Tarihsel miras ve CHP’nin ideolojik kısıtları
Türkiye’nin son 20 yılda artan uluslararası etkinliği, bir Osmanlı-İmparatorluk mirası üzerinden okunmaktadır. CHP ise Cumhuriyet devrimleriyle tanımlanmış bir ideolojik çerçeveden hareket ettiği için, Osmanlı emperyal mirasını sahiplenmede zorlanmaktadır. Bu nedenle muhafazakâr mahalle CHP’yi “yabancı” ve “beceriksiz” olarak algılamaktadır.
CHP’nin yapması gereken, kendi seküler ve mağdur tabanının tepkiselliğini aşarak, herkesi kapsayacak yeni bir fikri inşa etmektir. Ancak mevcut kadrolar, genç ve yeni olmalarına karşın bu kapasiteden ve niyetten çok uzaktır. Bu da CHP’nin kendi içinde seçilmiş büyükşehir belediye başkanlarını dahi bir arada tutamamasının nedenlerinden biri de olabilmektedir.

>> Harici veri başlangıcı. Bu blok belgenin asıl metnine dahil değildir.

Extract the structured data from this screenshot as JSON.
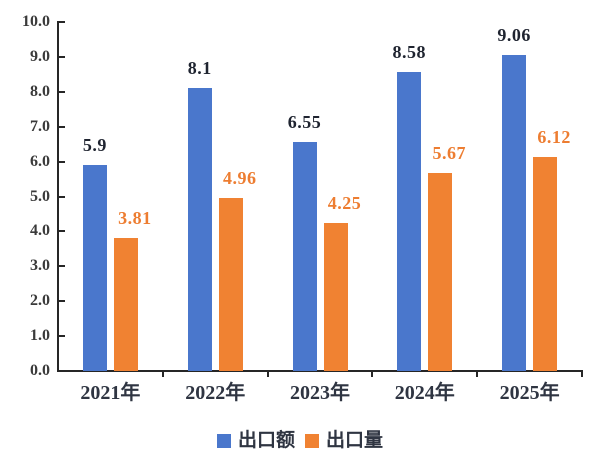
{
  "chart_data": {
    "type": "bar",
    "categories": [
      "2021年",
      "2022年",
      "2023年",
      "2024年",
      "2025年"
    ],
    "series": [
      {
        "name": "出口额",
        "color": "#4A77CC",
        "label_color": "#1F2430",
        "values": [
          5.9,
          8.1,
          6.55,
          8.58,
          9.06
        ],
        "value_labels": [
          "5.9",
          "8.1",
          "6.55",
          "8.58",
          "9.06"
        ]
      },
      {
        "name": "出口量",
        "color": "#F08232",
        "label_color": "#ED7D31",
        "values": [
          3.81,
          4.96,
          4.25,
          5.67,
          6.12
        ],
        "value_labels": [
          "3.81",
          "4.96",
          "4.25",
          "5.67",
          "6.12"
        ]
      }
    ],
    "ylim": [
      0,
      10
    ],
    "ytick_labels": [
      "0.0",
      "1.0",
      "2.0",
      "3.0",
      "4.0",
      "5.0",
      "6.0",
      "7.0",
      "8.0",
      "9.0",
      "10.0"
    ],
    "grid": false,
    "legend_position": "bottom",
    "axis_color": "#262626",
    "ytick_label_color": "#3A3A3A",
    "xtick_label_color": "#2F3542"
  }
}
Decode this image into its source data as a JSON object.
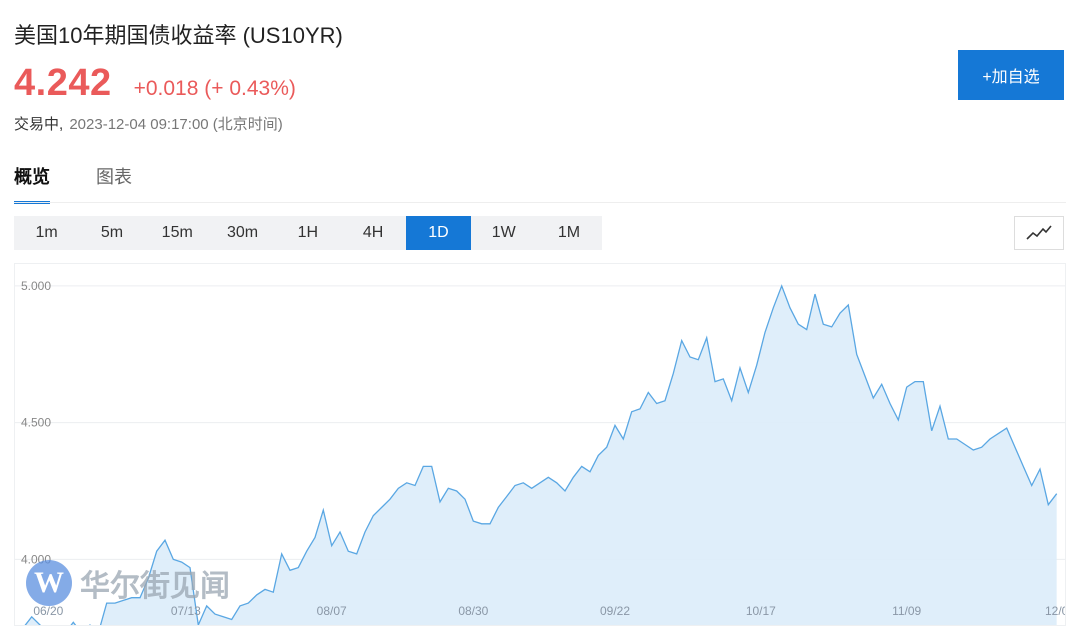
{
  "header": {
    "title": "美国10年期国债收益率 (US10YR)",
    "price": "4.242",
    "change": "+0.018 (+ 0.43%)",
    "status": "交易中,",
    "timestamp": "2023-12-04 09:17:00 (北京时间)",
    "add_button": "+加自选"
  },
  "tabs": [
    "概览",
    "图表"
  ],
  "active_tab": 0,
  "periods": [
    "1m",
    "5m",
    "15m",
    "30m",
    "1H",
    "4H",
    "1D",
    "1W",
    "1M"
  ],
  "active_period": "1D",
  "chart_type_icon": "line-chart-icon",
  "watermark": {
    "logo_letter": "W",
    "text": "华尔街见闻"
  },
  "colors": {
    "accent": "#1578d6",
    "up": "#ea5a5a",
    "line": "#5aa7e3",
    "area": "#dcecfa"
  },
  "chart_data": {
    "type": "area",
    "title": "",
    "xlabel": "",
    "ylabel": "",
    "ylim": [
      3.76,
      5.08
    ],
    "xlim": [
      0,
      126
    ],
    "yticks": [
      "5.000",
      "4.500",
      "4.000"
    ],
    "ytick_values": [
      5.0,
      4.5,
      4.0
    ],
    "xticks": [
      {
        "label": "06/20",
        "x": 4
      },
      {
        "label": "07/13",
        "x": 20.5
      },
      {
        "label": "08/07",
        "x": 38
      },
      {
        "label": "08/30",
        "x": 55
      },
      {
        "label": "09/22",
        "x": 72
      },
      {
        "label": "10/17",
        "x": 89.5
      },
      {
        "label": "11/09",
        "x": 107
      },
      {
        "label": "12/0",
        "x": 125
      }
    ],
    "grid": true,
    "values": [
      3.75,
      3.75,
      3.79,
      3.76,
      3.74,
      3.74,
      3.73,
      3.77,
      3.73,
      3.76,
      3.73,
      3.84,
      3.84,
      3.85,
      3.86,
      3.86,
      3.93,
      4.03,
      4.07,
      4.0,
      3.99,
      3.97,
      3.76,
      3.83,
      3.8,
      3.79,
      3.78,
      3.83,
      3.84,
      3.87,
      3.89,
      3.88,
      4.02,
      3.96,
      3.97,
      4.03,
      4.08,
      4.18,
      4.05,
      4.1,
      4.03,
      4.02,
      4.1,
      4.16,
      4.19,
      4.22,
      4.26,
      4.28,
      4.27,
      4.34,
      4.34,
      4.21,
      4.26,
      4.25,
      4.22,
      4.14,
      4.13,
      4.13,
      4.19,
      4.23,
      4.27,
      4.28,
      4.26,
      4.28,
      4.3,
      4.28,
      4.25,
      4.3,
      4.34,
      4.32,
      4.38,
      4.41,
      4.49,
      4.44,
      4.54,
      4.55,
      4.61,
      4.57,
      4.58,
      4.68,
      4.8,
      4.74,
      4.73,
      4.81,
      4.65,
      4.66,
      4.58,
      4.7,
      4.61,
      4.71,
      4.83,
      4.92,
      5.0,
      4.92,
      4.86,
      4.84,
      4.97,
      4.86,
      4.85,
      4.9,
      4.93,
      4.75,
      4.67,
      4.59,
      4.64,
      4.57,
      4.51,
      4.63,
      4.65,
      4.65,
      4.47,
      4.56,
      4.44,
      4.44,
      4.42,
      4.4,
      4.41,
      4.44,
      4.46,
      4.48,
      4.41,
      4.34,
      4.27,
      4.33,
      4.2,
      4.24
    ]
  }
}
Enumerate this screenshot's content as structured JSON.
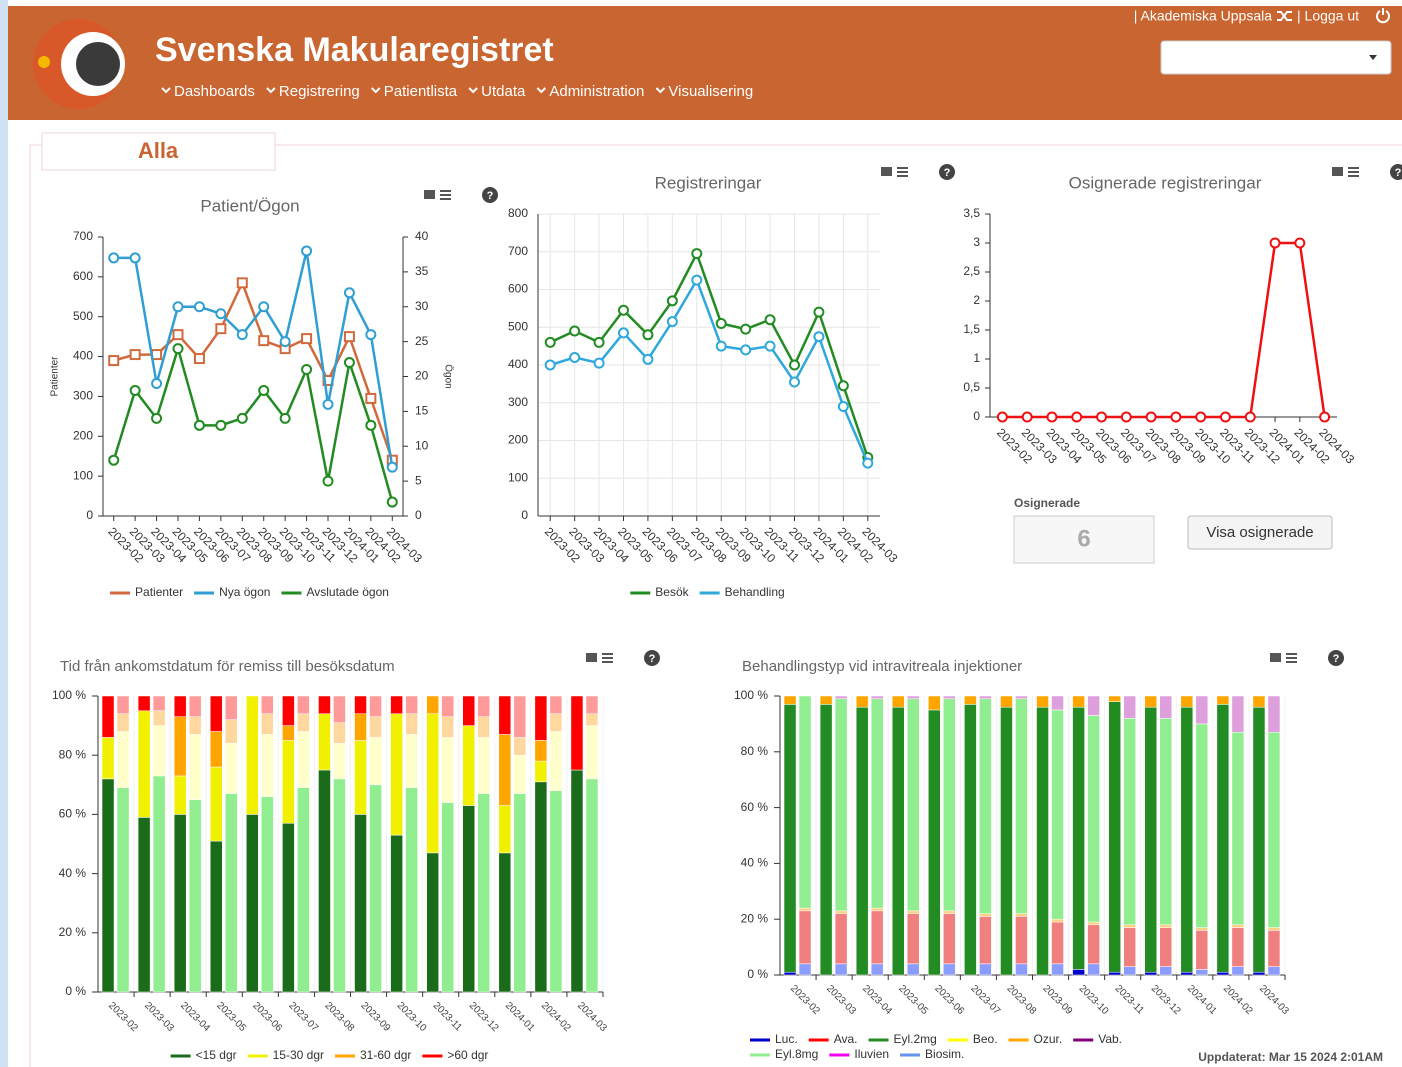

Belki de CHP yerel seçilmişleri açısından kopma sorunun kaynağı yalnızca olası tutuklanma riskleri değil, partinin ortak bir ideal ve güven birliğini henüz inşa edememesidir.
Sonuç
Machiavelli’nin Prens’te ortaya koyduğu siyasal realizm, bugünkü Türk siyasetini anlamak açısından ufuk açıcıdır. CHP’nin kararsız seçmenleri ikna edememesinin temel nedeni, bu seçmen kitlesinin aslında “mahcup veya genç elit muhafazakârlar” olması ve CHP’nin onların çok yönlü statü kazanımlarını görememesiyle ilgilidir. CHP, Cumhuriyetçi mirasıyla Osmanlı-sonrası kimlik belirsizliği arasındaki gerilimi aşacak yeni bir vizyon veya fikri ortaya koyamadığı sürece, kararsızları ikna etmesi mümkün gözükmemektedir. Ayrıca CHP metodolojik olarak topyekün çürümeden kendini ayrıştırabilecek tutarlı bir anti tezi de üretme sorumluluğunu taşımaktadır.
Bu arada tüm bu çıkarsamalara, umursamazlıklara ve muhalefet tartışmalarına karşın ülkemizdeki zülüm ve yolsuzluk endekslerine uluslararası mukayeseli bakıldığında durumun Machiavelli’nin devlet bekası için koyduğu limitleri de çoktan aştığı, yıkıcı ve çürütücü boyutlara ulaştığını da ne yazık ki görebilmek mümkündür.
Belki de Temel’in tsunami fıkrası gibi hepimiz için asıl ürkütücü olan da budur.